Aiming to modernise the face of Freemasonry, UGLE’s new image also retains a strong sense of its history. We explore the thinking behind the changes to the branding
Look at the cover of this issue of Freemasonry Today and you might spot something out of the ordinary. In the bottom-right corner is UGLE’s new logo. It is the starting point for UGLE’s new branding, which aims to create a unified approach to Freemasonry’s image.
‘In this fast-changing world, Freemasonry needs to attract and retain the best candidates, the future leaders who will assure the long-term success of the Craft,’ says Pro Grand Master Peter Lowndes, explaining the motivation behind the rebrand. ‘As we head towards 2017, UGLE has been examining how it can enhance and modernise the face of Freemasonry.’
With attraction and retention identified as key development areas, the Membership Focus Group has been looking at how to ensure that a new recruit’s expectations match his actual experiences. ‘But the modernisation of Freemasonry is not just about what happens at a lodge meeting,’ says Lowndes. ‘It is also about the image we project. We need a visual identity that is recognisable, that represents our values and heritage, and also reflects our relevance to society.’
With this in mind, in 2013 UGLE approached August, which produces Freemasonry Today, with the brief of evolving the brand. The exercise had to create visual guidelines that would help members, lodges, the Metropolitan area and Provinces communicate with each other – and the rest of the world – in a professional and consistent manner.

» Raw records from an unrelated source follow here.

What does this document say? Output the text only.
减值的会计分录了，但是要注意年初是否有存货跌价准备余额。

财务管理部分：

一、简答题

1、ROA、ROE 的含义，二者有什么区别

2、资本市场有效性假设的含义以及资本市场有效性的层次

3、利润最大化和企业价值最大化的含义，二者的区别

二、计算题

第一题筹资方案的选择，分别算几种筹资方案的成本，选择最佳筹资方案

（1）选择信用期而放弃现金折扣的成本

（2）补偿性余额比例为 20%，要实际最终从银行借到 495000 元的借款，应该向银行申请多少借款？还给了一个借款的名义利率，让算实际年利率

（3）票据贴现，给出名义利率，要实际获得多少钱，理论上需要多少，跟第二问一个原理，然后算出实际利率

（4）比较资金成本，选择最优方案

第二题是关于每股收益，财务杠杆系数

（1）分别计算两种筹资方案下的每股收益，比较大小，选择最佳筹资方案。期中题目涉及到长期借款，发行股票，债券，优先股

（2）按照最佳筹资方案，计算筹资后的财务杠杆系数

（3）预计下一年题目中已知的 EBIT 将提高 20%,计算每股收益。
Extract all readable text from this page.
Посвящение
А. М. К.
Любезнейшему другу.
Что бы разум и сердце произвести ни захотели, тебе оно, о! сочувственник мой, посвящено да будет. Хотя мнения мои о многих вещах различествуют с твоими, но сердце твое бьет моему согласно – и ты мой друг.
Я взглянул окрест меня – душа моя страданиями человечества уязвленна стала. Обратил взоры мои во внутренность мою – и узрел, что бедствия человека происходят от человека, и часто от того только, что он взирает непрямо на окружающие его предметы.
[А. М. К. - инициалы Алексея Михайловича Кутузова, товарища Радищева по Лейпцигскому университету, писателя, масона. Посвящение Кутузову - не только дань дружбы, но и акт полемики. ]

The UGLE logo was the first challenge: something unique but also true to the spirit of Freemasonry.
‘Metropolitan and Provincial teams now have use of an online Brand Centre, where they can access all the assets – fonts, logos and templates – for their materials.’
The Provincial Grand Master for Somerset, Stuart Hadler, announced the design of the new UGLE logo at the Pro Grand Master’s Annual Briefing Meeting, which brought together Metropolitan, Provincial and District Grand Masters and Grand Superintendents in April. While the coat of arms has for generations been a mark of status and standing in society, Stuart said: ‘Society has changed and a coat of arms no longer communicates the messages that a modern membership organisation needs to convey.’
Initial research established that the square and compasses was the most recognisable masonic symbol. From this traditional icon, the design team began to abstract the shapes to create a look that suggests a forward-looking organisation. After further development based on feedback from the Communications Committee, the Board of General Purposes and the Rulers, an iteration was chosen that was both contemporary and instantly recognisable, while also linking to Freemasonry’s rich heritage.
As well as a new logo, the revised branding gives a standardised approach to font usage. Metropolitan and Provincial teams now have use of an online Brand Centre, where they can access all the assets, such as fonts, logos and templates for their materials.
With the branding currently in soft launch and user-testing stage, the UGLE websites and social media pages will all be rebranded at the start of 2016. The full launch and deployment of branding across the Provinces will happen on 24 June 2016, which is the start of Grand Lodge’s 300th year. It is just one element in the organisation’s ongoing strategy to build a positive reputation for Freemasonry as open and forward thinking to ensure its long-term future.